Ocak ayında yayınladığımız İşimizin Geleceği raporunda özellikle gelecekte ihtiyaç olacak yetkinliklerin altı çiziliyor. Birçok meslekte işlerin 3’te 1’inden fazlası mevcut teknolojiler ile otomotize olabiliyor. Bu noktada çalışanlardan beklenen teknoloji yetkinliklerinin %63, sosyal ve iletişim yetkinliklerinin %22 artması; fiziksel iş yapma ile basit operasyon yetkinliklerinin yaklaşık %10 azalması öngörülüyor. 8 milyon insanın yepyeni yetkinliklerle donatılması gerekirken, bir o kadar kişinin yine yeni nesil yetkinliklerle iş hayatına katılması gerekecek. İş gücünün fiziksel güç gerektiren tarım ve üretim işlerinden daha fazla hizmet, sağlık, bakım, perakende satış gibi alanlara kayması bekleniyor.

Bu noktada kadınlar ve erkekler için şartların biraz daha dengelendiği, herkesin her koşulda yeni yetkinlikler kazanarak iş hayatında başarılı olabileceği, oyunun kurallarının yeniden belirleneceği bir iş dünyası öngörüyoruz. Yeni nesil şirketler eşitlikçiliği ve esnek kariyerleri herkes için öne çıkararak bu dönüşüme önemli katkı sağlayacaklar. Kadınlarımız özellikle doğal olarak güçlü oldukları sosyal ve iletişim yetkinliklerini – bunlar empati kurma, çevreye uyum, etkin iletişim kurma gibi yetkinlikler – teknolojiyi etkin kullanabilme yetkinlikleri ile birleştirebilirlerse; yaratıcılıklarını dijitalleşmeyi kullanarak daha da geliştirebilirlerse bugünden çok daha fazla ve çeşitte iş alanında çalışabilme ve başarılı olabilme şansını yakalayabilirler. Günümüzün teknolojileri bireysel bir işin bile çok geniş kitlelere ürün ve hizmetlerini sunmasını ve aynı zamanda bunu esnek çalışma ile yapabilmesini olanaklı kılıyor. Bu da kadınların girişimci olarak da iş dünyasında çok daha etkin olabileceği bir alanın önünü açıyor.

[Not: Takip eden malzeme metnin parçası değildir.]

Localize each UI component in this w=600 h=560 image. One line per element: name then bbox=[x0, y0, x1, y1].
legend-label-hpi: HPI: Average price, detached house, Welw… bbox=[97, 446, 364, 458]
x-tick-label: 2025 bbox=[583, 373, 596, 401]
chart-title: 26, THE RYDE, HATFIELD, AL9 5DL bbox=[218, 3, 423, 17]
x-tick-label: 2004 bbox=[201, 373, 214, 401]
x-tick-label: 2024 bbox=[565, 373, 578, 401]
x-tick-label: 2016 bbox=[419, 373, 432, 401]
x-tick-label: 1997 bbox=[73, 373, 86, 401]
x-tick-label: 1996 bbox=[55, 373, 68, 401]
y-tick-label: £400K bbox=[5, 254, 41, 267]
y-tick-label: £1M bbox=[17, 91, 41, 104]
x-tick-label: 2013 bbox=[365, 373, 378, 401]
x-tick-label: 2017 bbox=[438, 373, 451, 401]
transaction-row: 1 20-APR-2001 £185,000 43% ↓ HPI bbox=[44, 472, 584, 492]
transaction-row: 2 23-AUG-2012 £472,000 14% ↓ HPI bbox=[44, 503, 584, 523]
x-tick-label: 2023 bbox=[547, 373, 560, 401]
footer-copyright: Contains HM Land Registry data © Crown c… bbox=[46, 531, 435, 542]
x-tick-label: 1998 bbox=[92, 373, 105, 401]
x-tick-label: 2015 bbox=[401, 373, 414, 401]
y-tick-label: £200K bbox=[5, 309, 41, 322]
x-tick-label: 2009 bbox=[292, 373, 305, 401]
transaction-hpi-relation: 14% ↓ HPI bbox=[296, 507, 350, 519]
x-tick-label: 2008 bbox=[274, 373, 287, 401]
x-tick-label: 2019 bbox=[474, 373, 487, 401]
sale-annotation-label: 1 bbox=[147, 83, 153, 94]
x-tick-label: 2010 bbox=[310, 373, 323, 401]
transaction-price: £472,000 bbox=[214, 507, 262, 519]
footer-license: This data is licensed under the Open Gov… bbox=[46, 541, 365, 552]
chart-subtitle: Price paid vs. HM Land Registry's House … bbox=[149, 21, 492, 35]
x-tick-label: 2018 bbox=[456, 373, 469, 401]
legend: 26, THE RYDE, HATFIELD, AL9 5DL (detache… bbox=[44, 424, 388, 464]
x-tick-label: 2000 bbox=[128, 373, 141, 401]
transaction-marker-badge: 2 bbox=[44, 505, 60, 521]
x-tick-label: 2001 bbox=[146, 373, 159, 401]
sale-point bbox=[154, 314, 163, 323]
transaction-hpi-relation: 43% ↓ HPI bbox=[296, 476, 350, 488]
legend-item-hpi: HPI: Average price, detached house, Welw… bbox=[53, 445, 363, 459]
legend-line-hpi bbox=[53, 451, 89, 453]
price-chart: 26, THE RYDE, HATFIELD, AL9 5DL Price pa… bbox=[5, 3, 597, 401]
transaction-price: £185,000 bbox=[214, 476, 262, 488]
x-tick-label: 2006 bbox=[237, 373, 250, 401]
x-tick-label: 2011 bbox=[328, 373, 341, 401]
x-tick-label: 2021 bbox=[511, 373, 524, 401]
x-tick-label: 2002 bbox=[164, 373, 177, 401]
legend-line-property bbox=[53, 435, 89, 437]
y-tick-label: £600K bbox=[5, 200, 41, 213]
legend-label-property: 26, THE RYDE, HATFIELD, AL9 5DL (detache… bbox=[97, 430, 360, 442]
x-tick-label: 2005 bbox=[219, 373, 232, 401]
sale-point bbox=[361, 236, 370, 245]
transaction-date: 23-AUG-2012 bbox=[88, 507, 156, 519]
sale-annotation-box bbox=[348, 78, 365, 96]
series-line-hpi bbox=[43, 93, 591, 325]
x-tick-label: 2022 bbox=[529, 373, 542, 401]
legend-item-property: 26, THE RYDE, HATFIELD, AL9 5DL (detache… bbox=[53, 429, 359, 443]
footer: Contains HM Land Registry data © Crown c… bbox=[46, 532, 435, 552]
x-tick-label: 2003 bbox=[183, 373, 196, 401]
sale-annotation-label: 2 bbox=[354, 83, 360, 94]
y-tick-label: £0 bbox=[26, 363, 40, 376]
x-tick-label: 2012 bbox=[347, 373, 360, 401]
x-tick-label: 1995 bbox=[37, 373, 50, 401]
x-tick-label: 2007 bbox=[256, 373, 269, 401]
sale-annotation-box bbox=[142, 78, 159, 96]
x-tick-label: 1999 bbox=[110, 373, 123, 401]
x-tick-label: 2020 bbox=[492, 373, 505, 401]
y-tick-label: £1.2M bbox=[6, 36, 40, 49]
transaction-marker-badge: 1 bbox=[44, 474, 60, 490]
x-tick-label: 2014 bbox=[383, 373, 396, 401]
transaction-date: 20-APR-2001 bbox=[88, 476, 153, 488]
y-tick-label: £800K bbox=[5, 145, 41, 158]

Hem yeni nesil işler ve fırsatlar hem de yeni yetkinliklerin geliştirilme ihtiyacı konusunda kadınlarda farkındalık yaratmalı, onlara gelişim imkanlarını sağlayacak her türlü desteği vermeliyiz. Umuyorum ki önümüzdeki dönem teknolojinin ve yeni iş modellerinin etkisiyle kadınların çok daha fazla fırsata ulaşabileceği bir dönem olarak şekillenecek.” dedi.